As if exactly on time to stop poor Luke from overheating, Princess Leia hurried into the front of the ship. "What is going on in here? What's with all the noise--Oh, Luke, are you all right?" Walking up to him, she put delicately placed one hand on each shoulder in a friendly manner. For a moment, she glanced at Han with a look of sheer intolerance. "What did he do now?"

"Nothing, it's stupid."

"Not to me it isn't.", she said, smiling sweetly.

"He keeps calling me 'kid'. I tell him not to and--"

"Are you telling on me kid?!", Han burst out laughing, soon accompanied by the high-pitched squeals of Chewbaca.

"Oh! Just knock it off, Han!", Leia stormed away and called back to the others. "All of you need to grow up!"

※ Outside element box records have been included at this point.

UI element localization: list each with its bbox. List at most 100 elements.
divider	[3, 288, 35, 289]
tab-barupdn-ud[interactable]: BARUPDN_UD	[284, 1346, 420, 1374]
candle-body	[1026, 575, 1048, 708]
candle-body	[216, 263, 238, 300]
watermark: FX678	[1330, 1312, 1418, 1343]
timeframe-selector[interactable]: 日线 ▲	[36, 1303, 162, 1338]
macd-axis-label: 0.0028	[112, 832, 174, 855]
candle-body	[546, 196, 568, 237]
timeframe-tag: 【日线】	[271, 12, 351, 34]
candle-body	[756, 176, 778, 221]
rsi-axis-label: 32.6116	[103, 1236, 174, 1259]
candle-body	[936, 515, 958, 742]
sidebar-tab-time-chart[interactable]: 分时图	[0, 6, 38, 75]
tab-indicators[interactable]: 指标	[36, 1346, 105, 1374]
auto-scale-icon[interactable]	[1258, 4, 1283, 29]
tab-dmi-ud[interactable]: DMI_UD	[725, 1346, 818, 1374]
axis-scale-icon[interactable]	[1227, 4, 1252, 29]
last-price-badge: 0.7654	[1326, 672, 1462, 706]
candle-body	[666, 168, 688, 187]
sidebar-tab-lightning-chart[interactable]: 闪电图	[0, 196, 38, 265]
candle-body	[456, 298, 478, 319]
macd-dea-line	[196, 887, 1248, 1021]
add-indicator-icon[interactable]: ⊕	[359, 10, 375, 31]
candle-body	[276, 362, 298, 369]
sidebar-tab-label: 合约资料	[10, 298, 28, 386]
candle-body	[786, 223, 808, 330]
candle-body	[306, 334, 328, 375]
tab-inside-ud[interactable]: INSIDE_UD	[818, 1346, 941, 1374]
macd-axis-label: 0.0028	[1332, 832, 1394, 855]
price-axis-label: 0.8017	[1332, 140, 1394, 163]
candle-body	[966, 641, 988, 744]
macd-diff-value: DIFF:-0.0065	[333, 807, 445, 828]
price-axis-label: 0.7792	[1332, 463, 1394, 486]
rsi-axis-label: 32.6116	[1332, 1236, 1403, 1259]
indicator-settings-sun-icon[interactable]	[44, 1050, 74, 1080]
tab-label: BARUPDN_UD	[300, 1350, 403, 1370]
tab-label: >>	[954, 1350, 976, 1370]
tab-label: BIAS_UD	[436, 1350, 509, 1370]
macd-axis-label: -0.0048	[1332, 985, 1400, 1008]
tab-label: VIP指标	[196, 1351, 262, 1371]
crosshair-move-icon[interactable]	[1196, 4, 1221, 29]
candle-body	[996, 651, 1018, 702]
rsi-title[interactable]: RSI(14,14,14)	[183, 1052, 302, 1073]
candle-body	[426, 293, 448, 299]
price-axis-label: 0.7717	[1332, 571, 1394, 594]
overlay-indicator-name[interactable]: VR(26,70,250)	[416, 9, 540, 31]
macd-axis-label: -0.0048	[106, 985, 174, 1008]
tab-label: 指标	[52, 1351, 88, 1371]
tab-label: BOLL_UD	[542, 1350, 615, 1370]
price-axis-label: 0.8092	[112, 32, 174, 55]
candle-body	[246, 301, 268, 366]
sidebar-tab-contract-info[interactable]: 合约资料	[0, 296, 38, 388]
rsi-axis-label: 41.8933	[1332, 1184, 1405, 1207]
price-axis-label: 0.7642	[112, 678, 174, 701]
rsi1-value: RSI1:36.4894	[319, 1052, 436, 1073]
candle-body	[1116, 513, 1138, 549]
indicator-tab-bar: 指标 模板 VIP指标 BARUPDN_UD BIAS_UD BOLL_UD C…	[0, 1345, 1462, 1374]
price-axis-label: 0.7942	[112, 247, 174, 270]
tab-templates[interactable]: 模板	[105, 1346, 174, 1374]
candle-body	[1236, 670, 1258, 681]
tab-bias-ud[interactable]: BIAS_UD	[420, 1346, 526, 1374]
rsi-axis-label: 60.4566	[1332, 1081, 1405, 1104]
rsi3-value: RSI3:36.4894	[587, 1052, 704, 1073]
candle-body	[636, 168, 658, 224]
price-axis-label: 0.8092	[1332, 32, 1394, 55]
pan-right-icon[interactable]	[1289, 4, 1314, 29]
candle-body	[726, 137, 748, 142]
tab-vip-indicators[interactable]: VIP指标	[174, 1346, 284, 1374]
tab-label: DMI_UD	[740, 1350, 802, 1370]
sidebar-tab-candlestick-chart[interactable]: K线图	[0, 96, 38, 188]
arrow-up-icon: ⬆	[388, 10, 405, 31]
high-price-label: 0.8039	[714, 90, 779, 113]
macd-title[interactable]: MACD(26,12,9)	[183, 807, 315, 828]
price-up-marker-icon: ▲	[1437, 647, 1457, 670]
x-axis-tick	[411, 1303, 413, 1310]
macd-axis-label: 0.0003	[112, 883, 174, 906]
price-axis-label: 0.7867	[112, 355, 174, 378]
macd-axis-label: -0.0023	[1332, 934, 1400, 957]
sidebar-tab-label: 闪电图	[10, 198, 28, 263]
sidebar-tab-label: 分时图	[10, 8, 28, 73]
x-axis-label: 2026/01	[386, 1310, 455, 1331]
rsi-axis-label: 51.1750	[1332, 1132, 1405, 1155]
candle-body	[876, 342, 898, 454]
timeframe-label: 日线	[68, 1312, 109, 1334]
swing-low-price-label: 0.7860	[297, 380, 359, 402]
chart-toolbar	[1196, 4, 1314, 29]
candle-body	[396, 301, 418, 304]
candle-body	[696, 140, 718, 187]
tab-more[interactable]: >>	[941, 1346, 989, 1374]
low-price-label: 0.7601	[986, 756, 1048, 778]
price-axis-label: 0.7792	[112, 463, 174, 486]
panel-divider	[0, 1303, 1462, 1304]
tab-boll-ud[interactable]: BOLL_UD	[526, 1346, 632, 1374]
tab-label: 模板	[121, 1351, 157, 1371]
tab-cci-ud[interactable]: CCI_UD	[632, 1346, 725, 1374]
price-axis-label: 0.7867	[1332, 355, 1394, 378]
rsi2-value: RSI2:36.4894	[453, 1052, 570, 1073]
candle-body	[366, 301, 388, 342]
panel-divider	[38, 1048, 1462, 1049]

"Eh, look, ki-Luke, I am sorry for bothering you so much you got your little lace panties in a knot, okay?", said Han as soon as he was able to stop laughing. "Why don't you take over piloting for awhile? I honestly could use a break."

"That is all you needed to say.", Luke replied, calm again, as he took over Han's seat.

Walking towards the back of the Falcon, Han mumbled. "Thanks a ton, kid.

Luke grinned broadly. "Don't call me 'kid'."